C'était l'assistance sociale déjà en poste, et il espérait qu'elle prendrait le temps de lui montrer le boulot un minimum.

« Prenez ce couloir, fit le planton en désignant la gauche. Son bureau est le dernier sur la droite.

– Merci. »

Jelani avança dans le couloir en se demandant ce qu'il pouvait bien foutre là. Il devait être passé du côté obscur sans s'en être rendu compte. Il avait en général pas mal de respect pour les gens qui s'engageaient pour aider les autres, mais les flics, il y avait encore quelque chose qui coinçait. Il avait grandi avec une certaine haine de l'autorité et quoi de mieux que la police pour la représenter ? Puis, il avait grandi encore, il avait appris mais il restait des traces malgré tout.

Certaines personnes attendaient sur des bancs ou des chaises en plastique pour ne pas encombrer le hall étroit. Des policiers en uniformes, d'autres juste avec le brassard au bras le croisaient et le balayaient du regard comme pour le jauger. Jelani se dit qu'il a bien fait de mettre sa chemise blanche, même s'il avait galéré pour la fermer. Bien sûr, il l'avait pas mise depuis le mariage de sa cousine, forcément. Et il n'aurait pas dû manger les frites de Gwen. Il se sentait quand même moins intimidé, plus sûr de lui, habillé ainsi.

Il arriva enfin devant le dernier bureau. Malgré la porte ouverte, il frappa deux petits coups dessus.

« Oui ? fit la femme blonde en levant la tête.

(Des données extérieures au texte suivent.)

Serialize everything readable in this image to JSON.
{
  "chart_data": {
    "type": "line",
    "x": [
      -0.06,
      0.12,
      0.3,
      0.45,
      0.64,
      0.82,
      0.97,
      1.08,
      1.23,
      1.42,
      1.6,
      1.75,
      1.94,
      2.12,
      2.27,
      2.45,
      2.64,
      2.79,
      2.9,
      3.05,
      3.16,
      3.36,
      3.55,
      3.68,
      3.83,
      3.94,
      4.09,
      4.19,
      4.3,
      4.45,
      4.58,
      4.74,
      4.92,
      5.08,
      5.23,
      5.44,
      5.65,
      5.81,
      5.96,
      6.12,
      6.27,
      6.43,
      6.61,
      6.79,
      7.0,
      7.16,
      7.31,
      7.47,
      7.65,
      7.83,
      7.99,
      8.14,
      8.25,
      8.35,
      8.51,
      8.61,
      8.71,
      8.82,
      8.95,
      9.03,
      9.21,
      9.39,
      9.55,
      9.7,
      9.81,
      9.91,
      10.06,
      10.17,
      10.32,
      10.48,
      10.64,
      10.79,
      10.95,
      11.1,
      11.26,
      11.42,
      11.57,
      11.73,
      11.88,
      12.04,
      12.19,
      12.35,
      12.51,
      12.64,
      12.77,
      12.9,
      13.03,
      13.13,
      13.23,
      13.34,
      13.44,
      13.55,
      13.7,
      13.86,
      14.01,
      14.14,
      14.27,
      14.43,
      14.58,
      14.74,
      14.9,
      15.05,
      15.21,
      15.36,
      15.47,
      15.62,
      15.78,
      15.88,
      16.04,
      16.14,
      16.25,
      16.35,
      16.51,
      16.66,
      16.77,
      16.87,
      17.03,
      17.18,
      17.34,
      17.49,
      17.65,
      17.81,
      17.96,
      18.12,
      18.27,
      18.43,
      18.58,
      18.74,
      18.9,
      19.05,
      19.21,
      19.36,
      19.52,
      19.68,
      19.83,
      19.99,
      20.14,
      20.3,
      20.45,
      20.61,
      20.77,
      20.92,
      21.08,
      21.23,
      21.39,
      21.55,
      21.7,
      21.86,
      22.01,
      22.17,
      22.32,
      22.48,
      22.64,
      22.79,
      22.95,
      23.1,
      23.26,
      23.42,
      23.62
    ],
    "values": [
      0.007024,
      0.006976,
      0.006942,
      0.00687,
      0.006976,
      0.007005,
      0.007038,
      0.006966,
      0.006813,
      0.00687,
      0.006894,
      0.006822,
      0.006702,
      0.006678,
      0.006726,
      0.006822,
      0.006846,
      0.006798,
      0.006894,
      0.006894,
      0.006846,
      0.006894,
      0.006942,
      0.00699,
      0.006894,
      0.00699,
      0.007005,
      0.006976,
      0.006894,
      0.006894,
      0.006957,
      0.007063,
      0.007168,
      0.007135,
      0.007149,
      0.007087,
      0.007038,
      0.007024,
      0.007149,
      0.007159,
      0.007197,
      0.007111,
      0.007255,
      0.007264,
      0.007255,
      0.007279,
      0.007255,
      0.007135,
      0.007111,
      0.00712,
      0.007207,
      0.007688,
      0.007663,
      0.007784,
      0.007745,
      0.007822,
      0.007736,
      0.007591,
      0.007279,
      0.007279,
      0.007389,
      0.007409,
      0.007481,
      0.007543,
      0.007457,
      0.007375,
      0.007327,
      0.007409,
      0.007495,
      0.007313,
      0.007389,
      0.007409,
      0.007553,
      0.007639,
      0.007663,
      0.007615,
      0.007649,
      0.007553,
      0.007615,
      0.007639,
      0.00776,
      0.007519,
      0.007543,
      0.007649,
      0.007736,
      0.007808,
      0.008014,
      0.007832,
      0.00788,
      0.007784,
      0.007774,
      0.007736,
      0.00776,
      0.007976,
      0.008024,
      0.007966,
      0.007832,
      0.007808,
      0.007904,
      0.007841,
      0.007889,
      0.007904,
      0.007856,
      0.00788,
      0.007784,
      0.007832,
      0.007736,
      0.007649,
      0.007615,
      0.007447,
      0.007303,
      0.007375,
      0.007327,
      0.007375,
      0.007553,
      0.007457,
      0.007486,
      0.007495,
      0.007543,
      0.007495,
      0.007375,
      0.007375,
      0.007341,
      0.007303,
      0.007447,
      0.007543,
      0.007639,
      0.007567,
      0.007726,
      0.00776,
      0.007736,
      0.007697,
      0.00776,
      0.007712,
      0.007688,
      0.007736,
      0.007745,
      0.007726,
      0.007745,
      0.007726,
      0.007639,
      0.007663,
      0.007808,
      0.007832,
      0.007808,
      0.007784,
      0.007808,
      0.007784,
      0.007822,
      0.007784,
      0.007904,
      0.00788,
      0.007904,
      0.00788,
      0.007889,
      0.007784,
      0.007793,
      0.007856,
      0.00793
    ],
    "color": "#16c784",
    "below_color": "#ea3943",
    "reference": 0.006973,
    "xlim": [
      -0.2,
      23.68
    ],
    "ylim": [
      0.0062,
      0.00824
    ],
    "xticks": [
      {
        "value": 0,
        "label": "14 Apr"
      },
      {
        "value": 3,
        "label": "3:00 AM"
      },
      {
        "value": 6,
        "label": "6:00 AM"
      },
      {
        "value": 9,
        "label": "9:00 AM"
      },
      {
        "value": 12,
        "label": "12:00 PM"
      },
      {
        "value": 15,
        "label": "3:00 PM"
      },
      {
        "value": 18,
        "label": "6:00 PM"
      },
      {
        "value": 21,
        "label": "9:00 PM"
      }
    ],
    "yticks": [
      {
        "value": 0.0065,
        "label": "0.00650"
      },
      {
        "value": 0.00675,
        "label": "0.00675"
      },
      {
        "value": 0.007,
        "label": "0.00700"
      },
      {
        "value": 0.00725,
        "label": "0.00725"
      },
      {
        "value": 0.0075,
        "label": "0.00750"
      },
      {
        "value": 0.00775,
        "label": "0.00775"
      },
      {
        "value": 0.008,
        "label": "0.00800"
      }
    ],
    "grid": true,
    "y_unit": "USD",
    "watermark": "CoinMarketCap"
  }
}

– Madame Diaz ? Je suis Jelani Kanté.

– Oh mon sauveur ! Entre ! »

En quelques secondes, il était installé devant elle et elle lui avait demandé de l'appeler Marianne.

« Café ? demanda-t-elle.

– Non merci. »

Elle eut une grimace et Jé devina qu'il aurait dû dire oui, pour lui donner l'excuse d'en reprendre un. Quoi qu'elle n'en avait pas vraiment besoin. En une heure, elle lui donna plus d'informations qu'il n'en avait reçu lors des quarante-quatre dernières réunions au centre social. Il se sentit submergé et un peu lent d'esprit aussi. Il n'avait pas retenu le quart du huitième de ce qu'elle lui avait dit. Mais au moins, il avait ciblé ce qu'il allait faire principalement. Seconder les policiers pour trouver des aides pour les victimes et les prévenus pour éviter des récidives. Et c'était le vrai cœur de son métier, enfin. Bon, il ne couperait pas à la paperasse infâme vu qu'elle proliférait comme de la mauvaise herbe sur, sous et à côté du bureau de Marianne. Il était plutôt doué pour remplir des dossiers, possédant un certain talent pour les phrases ampoulées et vides de sens.